Los más veteranos aficionados al tebeo (si son veteranos no pueden llamarlo «cómic»), al leer el nombre del Capitán Marvel, lo asociarán de inmediato a un popular superhéroe nacido a mediados del siglo XX, de cierto parecido gráfico con Superman (traje vistoso con capa y el rostro al descubierto sin máscara encubridora alguna), publicado por la editorial Fawcett. Más tarde, Marvel sería el nombre adoptado en los años 60 por una editorial antes llamada Timely o Atlas, que acababa de revolucionar el género con la invención de su celebérrimo universo superheroico. Aprovechando el vacío legal en torno al original, Stan Lee, su gran patriarca, decidió que la Casa de las Ideas debía contar con un personaje que portara su nombre: es más, creó un personaje que fue llamado igual (irónicamente, años después el original debió cederlo por entero, ya legalmente y para siempre, pasando a ser conocido como Shazam, en origen el grito que provocaba su transformación). La trayectoria del nuevo Capitán Marvel no abarcó mucho más de una década en una editorial que ha cumplido ya más de medio siglo. Y sin embargo, los clásicos más incondicionales de la casa lo reverencian porque fue objeto de la atención de un creador completo, Jim Starlin, que tuvo la suerte (y la libertad) de encontrar en él al personaje con el cual dar pie a una de las más fascinantes sagas de la historia de la editorial, que concluyó con su muerte en una aventura de una inolvidable fuerza elegíaca. Y que, al contrario que otros muertos famosos de la casa (Jean Grey o Gwen Stacy) no ha resucitado, aunque otros personajes distintos heredaron el nombre. A su vida, pasión y muerte voy a dedicar el siguiente artículo.
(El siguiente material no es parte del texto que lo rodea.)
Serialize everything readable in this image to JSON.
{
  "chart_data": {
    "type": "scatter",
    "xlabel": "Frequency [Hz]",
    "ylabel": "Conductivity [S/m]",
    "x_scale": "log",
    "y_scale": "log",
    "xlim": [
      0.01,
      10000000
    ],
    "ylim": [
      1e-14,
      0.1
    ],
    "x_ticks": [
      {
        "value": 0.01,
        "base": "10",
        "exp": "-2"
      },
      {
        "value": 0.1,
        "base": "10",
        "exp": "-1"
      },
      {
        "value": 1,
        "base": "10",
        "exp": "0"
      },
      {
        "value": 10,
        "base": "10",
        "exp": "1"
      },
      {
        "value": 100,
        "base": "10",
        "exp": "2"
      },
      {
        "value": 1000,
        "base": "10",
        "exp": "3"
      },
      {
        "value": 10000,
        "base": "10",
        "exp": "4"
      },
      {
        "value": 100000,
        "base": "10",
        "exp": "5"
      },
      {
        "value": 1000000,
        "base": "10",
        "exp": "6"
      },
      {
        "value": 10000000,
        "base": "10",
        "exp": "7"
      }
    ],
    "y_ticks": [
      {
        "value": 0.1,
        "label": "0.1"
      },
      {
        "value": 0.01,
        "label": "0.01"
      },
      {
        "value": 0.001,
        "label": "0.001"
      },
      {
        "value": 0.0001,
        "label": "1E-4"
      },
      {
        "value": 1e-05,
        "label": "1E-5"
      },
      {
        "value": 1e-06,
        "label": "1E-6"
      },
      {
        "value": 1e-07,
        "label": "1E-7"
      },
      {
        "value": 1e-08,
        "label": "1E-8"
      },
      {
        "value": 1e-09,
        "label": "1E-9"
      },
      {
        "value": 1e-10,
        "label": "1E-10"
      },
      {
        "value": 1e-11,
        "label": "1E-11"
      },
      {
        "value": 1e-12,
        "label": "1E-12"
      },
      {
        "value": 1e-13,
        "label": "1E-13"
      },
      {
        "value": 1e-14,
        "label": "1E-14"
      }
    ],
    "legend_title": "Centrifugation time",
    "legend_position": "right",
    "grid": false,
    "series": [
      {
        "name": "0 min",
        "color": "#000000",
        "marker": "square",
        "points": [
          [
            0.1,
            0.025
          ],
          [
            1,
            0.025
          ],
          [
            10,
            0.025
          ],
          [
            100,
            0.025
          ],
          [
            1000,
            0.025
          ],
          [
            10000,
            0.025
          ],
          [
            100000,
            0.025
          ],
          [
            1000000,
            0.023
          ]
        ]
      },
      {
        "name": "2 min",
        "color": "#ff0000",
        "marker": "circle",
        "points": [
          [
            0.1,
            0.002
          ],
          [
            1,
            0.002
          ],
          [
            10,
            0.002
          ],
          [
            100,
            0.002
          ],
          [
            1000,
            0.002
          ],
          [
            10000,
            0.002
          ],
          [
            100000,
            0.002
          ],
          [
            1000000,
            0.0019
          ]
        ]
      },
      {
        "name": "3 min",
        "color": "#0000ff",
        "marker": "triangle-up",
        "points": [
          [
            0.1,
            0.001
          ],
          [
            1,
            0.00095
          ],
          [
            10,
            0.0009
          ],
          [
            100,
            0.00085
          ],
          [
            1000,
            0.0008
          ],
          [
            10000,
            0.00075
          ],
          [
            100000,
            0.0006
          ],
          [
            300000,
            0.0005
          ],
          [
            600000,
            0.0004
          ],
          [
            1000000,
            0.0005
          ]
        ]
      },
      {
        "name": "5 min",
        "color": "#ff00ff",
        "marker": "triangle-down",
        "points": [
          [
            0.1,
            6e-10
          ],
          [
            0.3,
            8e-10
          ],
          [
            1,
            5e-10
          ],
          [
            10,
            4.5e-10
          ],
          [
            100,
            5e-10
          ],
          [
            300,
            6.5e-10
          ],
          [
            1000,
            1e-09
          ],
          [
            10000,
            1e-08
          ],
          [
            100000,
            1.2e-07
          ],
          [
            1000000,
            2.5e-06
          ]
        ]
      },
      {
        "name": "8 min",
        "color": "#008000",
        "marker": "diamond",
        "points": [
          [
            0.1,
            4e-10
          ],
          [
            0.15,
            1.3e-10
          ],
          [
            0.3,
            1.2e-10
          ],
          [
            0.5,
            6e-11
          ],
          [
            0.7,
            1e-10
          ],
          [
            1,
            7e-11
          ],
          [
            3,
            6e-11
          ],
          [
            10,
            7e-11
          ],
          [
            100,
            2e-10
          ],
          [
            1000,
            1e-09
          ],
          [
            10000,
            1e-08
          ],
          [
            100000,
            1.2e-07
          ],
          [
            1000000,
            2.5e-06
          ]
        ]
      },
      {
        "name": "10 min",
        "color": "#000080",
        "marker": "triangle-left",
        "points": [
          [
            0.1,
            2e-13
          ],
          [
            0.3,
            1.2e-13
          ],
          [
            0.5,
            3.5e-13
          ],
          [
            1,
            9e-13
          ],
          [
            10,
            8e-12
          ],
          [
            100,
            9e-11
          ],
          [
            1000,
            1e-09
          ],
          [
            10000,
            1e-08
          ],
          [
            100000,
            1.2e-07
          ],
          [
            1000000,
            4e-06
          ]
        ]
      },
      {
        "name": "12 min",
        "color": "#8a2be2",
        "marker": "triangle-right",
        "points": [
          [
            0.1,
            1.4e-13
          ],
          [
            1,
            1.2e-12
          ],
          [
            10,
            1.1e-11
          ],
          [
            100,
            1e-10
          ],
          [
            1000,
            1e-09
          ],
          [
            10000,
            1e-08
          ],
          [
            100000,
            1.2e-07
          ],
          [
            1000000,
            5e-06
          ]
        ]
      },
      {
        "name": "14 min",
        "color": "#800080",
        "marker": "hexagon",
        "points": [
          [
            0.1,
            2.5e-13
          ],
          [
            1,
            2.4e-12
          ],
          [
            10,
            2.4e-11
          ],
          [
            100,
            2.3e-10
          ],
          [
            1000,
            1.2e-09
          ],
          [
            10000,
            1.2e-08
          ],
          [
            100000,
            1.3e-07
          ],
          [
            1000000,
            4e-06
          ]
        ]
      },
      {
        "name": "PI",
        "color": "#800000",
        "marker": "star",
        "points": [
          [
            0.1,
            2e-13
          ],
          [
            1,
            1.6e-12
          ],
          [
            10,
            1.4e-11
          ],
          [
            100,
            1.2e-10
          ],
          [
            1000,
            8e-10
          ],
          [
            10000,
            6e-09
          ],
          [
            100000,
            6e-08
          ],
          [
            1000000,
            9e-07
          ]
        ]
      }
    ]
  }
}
El mismo Stan Lee se encargó de la creación del Capitán, presentándolo en el nº 12 (diciembre de 1967) de una cabecera titulada Marvel Super-Heroes. Gene Colan, uno de los mejores autores bajo contrato, fue su creador gráfico ayudado por las tintas de Frank Giacoia. Lee cedería enseguida los bártulos del guión a su delfín y entonces niño prodigio Roy Thomas. El personaje repetiría en el siguiente número, el 13, para recibir enseguida una colección propia bajo el título ya de Captain Marvel, que se extendería a lo largo de 62 números, desde mayo de 1968 hasta mayo de 1979, si bien con algún que otro parón y cambios en la periodicidad.
El planteamiento del nuevo personaje no era precisamente muy interesante, salvo su caracterización no como terrestre sino como alienígena, en concreto como perteneciente a una de las razas estelares de la casa, los belicosos kree. De hecho, es capitán de verdad, destacado por los suyos como miembro de una misión de espionaje en la Tierra con vistas a una hipotética futura conquista. En un rasgo de simpático ingenio, su nombre auténtico es Mar-Vell, que será americanizado tan pronto se infiltra en nuestro planeta azul, como es lógico en los mismísimos Estados Unidos.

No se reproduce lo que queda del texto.